I never heard of this, did you? A WMD in Texas, 175 miles from Crawford? The good people of Law Enforcement who caught this wacko and his friends before they could do us harm were surely feted in the media and basked in the gratitude of the nation.

Well, they weren't, and they didn't, and there's an explanation:

But outside Tyler, Texas, the case is almost unknown. In the past nine months, there have been two government press releases and a handful of local stories, but no press conference and no coverage in the national newspapers.

Experts say the case highlights the increased cooperation and quicker response by US agencies since Sept. 11. But others say it points up just how political the terror war is. "There is no value for the Bush administration to highlighting domestic terrorism right now," says Robert Jensen, a journalism professor at the University of Texas in Austin. "But there are significant political benefits to highlighting foreign terrorists, especially when trying to whip up support for war."
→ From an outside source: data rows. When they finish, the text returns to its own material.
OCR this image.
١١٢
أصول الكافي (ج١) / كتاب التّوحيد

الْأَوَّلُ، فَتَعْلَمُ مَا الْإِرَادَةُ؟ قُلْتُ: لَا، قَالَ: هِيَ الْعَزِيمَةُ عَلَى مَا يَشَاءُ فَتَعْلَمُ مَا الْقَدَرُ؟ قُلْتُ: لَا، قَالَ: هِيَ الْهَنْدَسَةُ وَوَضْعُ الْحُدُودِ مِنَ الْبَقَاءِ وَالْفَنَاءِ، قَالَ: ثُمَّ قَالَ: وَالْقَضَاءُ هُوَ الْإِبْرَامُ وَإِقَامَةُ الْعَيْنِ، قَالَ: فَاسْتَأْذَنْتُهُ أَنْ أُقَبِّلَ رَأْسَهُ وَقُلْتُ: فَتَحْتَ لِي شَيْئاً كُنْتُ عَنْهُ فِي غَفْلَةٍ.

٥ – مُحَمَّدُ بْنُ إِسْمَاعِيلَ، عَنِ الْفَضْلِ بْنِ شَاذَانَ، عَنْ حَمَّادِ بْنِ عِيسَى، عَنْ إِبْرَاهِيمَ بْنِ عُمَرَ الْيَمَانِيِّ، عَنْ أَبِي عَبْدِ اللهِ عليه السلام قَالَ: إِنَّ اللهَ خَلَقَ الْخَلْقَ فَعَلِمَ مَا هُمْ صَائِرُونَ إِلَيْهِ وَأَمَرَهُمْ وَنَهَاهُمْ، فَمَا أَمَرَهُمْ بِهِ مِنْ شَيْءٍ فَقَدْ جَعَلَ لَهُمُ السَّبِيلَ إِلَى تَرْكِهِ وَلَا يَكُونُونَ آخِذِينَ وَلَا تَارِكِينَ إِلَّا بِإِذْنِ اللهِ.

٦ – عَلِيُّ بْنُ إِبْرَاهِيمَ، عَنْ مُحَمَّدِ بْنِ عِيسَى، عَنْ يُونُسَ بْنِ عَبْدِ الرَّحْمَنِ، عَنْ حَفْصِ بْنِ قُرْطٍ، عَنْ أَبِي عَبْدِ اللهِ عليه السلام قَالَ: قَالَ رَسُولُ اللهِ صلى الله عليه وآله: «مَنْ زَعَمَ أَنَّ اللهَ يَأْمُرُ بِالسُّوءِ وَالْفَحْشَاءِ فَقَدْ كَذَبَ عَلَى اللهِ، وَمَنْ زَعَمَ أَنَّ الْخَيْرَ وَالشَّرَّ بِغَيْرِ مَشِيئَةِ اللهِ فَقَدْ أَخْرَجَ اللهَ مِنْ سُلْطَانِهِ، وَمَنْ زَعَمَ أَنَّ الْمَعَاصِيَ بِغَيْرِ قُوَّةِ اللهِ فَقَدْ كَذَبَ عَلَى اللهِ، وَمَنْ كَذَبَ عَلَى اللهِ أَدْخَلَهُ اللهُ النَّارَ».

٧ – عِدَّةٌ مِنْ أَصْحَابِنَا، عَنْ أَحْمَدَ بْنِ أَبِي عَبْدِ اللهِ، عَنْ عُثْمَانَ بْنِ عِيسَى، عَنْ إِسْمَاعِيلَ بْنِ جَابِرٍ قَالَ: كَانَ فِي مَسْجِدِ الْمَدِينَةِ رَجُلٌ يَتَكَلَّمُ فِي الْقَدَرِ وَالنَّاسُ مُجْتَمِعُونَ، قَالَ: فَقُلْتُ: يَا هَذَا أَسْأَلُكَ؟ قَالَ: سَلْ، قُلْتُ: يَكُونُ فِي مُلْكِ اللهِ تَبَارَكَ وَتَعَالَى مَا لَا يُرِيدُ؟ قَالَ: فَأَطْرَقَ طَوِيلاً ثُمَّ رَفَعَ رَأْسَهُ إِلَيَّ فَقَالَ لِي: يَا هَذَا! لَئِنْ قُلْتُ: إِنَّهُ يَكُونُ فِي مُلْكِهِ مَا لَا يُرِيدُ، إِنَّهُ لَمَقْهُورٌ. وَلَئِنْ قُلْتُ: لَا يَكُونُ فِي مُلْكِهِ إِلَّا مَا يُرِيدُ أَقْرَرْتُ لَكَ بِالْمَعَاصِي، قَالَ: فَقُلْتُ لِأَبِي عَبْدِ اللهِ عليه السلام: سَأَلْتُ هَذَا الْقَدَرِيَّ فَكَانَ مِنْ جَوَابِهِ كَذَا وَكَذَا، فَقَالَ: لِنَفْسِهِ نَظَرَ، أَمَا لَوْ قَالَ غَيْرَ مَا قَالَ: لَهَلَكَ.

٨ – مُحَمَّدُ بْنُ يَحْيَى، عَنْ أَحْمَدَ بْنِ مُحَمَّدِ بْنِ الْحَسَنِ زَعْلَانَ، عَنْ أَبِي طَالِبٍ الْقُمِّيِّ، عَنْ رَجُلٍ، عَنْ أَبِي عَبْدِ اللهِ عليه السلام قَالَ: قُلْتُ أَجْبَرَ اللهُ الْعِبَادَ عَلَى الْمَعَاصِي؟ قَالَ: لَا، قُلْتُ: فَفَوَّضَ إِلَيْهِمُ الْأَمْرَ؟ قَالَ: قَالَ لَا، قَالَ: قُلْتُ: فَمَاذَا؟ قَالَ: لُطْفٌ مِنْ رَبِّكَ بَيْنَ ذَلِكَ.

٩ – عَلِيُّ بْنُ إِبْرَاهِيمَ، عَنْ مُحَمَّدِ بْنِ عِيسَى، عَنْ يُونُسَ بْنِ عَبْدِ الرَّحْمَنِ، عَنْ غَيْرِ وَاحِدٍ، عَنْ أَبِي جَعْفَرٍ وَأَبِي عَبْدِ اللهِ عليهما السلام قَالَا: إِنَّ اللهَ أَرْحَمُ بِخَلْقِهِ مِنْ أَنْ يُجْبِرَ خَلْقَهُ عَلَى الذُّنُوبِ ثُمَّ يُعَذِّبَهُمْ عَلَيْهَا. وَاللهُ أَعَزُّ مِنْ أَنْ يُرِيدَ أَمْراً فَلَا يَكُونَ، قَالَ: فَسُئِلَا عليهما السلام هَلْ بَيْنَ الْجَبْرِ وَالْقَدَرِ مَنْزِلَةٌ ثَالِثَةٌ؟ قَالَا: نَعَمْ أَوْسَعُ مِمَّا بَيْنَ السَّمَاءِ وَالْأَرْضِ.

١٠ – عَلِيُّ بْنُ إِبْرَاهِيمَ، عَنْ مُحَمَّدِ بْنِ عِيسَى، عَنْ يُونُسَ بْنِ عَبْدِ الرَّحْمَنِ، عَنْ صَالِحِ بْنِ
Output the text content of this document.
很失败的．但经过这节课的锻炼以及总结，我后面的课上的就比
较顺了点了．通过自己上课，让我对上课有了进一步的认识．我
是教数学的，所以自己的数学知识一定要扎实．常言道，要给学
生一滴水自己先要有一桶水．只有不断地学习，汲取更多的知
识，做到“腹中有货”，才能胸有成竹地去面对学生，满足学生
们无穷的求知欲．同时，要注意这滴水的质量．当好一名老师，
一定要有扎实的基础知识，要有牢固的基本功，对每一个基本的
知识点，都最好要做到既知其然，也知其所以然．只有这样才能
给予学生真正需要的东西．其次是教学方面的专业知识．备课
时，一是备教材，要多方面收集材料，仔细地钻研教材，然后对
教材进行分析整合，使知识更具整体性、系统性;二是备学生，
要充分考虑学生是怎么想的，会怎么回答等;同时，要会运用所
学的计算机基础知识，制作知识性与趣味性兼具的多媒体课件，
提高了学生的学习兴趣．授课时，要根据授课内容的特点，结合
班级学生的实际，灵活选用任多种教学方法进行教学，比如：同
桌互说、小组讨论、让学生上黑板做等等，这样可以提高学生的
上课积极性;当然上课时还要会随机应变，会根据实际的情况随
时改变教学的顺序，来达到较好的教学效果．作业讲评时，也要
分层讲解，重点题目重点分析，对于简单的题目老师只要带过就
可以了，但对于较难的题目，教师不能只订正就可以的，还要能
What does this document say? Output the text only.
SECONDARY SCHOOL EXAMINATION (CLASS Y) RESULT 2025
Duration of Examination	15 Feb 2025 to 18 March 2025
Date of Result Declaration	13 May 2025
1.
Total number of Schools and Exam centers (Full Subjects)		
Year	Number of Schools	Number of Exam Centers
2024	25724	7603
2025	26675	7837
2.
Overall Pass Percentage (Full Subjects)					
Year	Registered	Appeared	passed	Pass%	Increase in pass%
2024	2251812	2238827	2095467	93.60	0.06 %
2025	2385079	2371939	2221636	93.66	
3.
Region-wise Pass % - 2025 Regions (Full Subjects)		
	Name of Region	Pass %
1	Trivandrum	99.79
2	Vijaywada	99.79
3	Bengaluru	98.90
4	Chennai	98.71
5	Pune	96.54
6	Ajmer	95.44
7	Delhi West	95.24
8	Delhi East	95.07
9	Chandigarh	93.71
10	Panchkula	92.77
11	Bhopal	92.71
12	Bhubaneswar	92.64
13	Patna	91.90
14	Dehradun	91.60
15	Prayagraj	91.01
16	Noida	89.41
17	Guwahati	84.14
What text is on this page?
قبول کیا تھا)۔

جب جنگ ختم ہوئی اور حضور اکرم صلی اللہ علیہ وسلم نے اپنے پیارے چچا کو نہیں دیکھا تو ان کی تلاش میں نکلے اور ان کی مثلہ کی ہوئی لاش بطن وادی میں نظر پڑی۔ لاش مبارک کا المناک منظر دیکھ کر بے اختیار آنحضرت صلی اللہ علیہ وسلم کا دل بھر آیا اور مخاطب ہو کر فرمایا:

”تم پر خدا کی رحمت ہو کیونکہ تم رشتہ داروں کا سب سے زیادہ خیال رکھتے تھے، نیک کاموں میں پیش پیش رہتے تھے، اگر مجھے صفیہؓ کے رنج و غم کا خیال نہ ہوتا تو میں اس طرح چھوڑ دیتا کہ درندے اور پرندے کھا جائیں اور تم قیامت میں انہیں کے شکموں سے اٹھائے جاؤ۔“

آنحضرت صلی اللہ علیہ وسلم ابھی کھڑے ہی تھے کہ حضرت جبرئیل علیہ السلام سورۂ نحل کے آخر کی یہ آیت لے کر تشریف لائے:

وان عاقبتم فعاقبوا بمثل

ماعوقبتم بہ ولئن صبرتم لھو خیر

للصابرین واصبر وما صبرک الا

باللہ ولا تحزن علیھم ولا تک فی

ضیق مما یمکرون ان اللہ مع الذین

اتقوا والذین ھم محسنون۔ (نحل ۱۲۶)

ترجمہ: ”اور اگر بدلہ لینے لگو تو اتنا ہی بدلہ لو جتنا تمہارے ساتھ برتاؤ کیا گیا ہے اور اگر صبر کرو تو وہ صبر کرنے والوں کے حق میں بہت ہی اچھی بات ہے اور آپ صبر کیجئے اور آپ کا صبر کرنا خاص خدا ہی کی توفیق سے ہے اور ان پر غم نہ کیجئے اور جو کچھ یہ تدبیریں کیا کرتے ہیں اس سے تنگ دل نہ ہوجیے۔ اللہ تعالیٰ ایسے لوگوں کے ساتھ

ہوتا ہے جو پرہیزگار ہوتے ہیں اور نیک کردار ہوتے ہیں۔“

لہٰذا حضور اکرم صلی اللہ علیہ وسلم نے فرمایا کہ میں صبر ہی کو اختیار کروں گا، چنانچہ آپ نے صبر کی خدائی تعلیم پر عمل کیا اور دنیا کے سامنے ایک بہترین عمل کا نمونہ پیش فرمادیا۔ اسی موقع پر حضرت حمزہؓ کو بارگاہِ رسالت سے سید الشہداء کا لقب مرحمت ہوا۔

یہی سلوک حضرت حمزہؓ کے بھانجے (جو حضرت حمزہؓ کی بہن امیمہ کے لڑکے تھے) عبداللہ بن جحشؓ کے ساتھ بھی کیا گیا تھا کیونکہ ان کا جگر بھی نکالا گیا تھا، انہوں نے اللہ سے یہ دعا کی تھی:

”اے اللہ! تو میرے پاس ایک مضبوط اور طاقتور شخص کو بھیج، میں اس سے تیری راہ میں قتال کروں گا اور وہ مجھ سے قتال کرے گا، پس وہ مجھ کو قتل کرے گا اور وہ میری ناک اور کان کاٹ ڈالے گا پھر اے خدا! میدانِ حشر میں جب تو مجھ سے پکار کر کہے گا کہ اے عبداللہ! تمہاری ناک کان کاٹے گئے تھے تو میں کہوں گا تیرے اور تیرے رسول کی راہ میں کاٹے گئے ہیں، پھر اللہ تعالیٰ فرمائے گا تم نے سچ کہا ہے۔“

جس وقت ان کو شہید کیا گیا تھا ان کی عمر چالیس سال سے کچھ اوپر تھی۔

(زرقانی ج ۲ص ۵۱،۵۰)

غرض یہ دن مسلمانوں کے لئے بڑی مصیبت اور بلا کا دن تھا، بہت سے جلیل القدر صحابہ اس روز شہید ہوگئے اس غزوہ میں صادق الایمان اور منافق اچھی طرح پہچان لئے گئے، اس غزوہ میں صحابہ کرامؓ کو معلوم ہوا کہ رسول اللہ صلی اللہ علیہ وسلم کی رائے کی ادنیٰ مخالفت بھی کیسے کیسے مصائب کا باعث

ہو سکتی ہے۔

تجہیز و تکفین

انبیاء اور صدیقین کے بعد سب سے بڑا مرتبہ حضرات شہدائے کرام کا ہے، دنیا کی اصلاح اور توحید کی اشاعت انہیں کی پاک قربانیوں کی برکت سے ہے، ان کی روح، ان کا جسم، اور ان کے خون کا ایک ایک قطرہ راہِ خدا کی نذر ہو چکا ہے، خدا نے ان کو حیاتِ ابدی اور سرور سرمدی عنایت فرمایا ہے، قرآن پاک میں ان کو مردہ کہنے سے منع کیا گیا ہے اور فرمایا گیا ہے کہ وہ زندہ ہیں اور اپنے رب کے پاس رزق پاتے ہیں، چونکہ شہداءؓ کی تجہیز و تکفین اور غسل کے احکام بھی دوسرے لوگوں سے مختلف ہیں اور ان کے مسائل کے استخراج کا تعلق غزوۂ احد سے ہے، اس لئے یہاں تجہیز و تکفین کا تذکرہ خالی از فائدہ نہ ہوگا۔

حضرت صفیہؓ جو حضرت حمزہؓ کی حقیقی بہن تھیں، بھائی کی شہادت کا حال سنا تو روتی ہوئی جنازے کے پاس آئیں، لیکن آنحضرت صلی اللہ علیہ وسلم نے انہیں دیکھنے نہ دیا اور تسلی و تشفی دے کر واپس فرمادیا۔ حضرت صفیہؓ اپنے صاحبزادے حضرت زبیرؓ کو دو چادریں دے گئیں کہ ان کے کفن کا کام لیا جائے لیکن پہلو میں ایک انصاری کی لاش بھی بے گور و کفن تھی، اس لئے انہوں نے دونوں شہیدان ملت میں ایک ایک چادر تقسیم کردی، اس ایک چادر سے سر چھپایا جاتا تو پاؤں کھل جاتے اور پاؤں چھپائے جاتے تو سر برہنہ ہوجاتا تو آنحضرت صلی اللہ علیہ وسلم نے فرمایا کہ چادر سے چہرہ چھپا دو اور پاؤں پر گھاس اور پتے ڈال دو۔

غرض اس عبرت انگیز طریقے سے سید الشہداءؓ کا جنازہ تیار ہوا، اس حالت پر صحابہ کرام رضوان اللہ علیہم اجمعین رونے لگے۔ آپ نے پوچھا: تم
Now hold on Mr. Journalism Professor! We all knew that while this was a scary bunch of hombres, the big threat was those Muslim nutjobs who hate us: the Hamas, Hezbollahs, al Qaedas, Iranians, Shias, Sunnis, Wahabbis, Salafists, Taliban, and others among the 42 foreign terrorist organizations listed by the State Department, and that's where we focused.

But wait, there's more:

Experts say the case is important not only because of what it says about increased government cooperation, but also because it shows how serious a threat the country faces from within. "The lesson in the Krar case is that we have to always be concerned about domestic terrorism. It would be a terrible mistake to believe that terrorism always comes from outside," says Mark Potok at the Southern Poverty Law Center in Montgomery, Ala.

The fact is, the number of domestic terrorist acts in the past five years far outweighs the number of international acts, says Mark Pitcavage of the fact-finding department at the Anti-Defamation League. "We do have home-grown hate in the United States, people who are just as ill-disposed to the American government as any international terrorist group," he says.

Levitas estimates that there are approximately 25,000 right-wing extremist members and activists and some 250,000 sympathizers. The Southern Poverty Law Center counted 708 hate groups in 2002.

I had to check that out, and it's true. According to the MIPT Terrorism Knowledge Base, of the 115 incidents of terrorism in the US since they started tracking domestic terrorism in 1998, 110 were the work of Americans.

Was Jensen on to something? There's been a lot of attention given to foreign terrorists in our media and public debate, but not so much to the domestic ones. Plus, the people most worked up about foreign terrorists were the ones in favor of invading Iraq.

How would your views on the War on Terror have been different had you known about this?

And you pro-war folks, were you misled?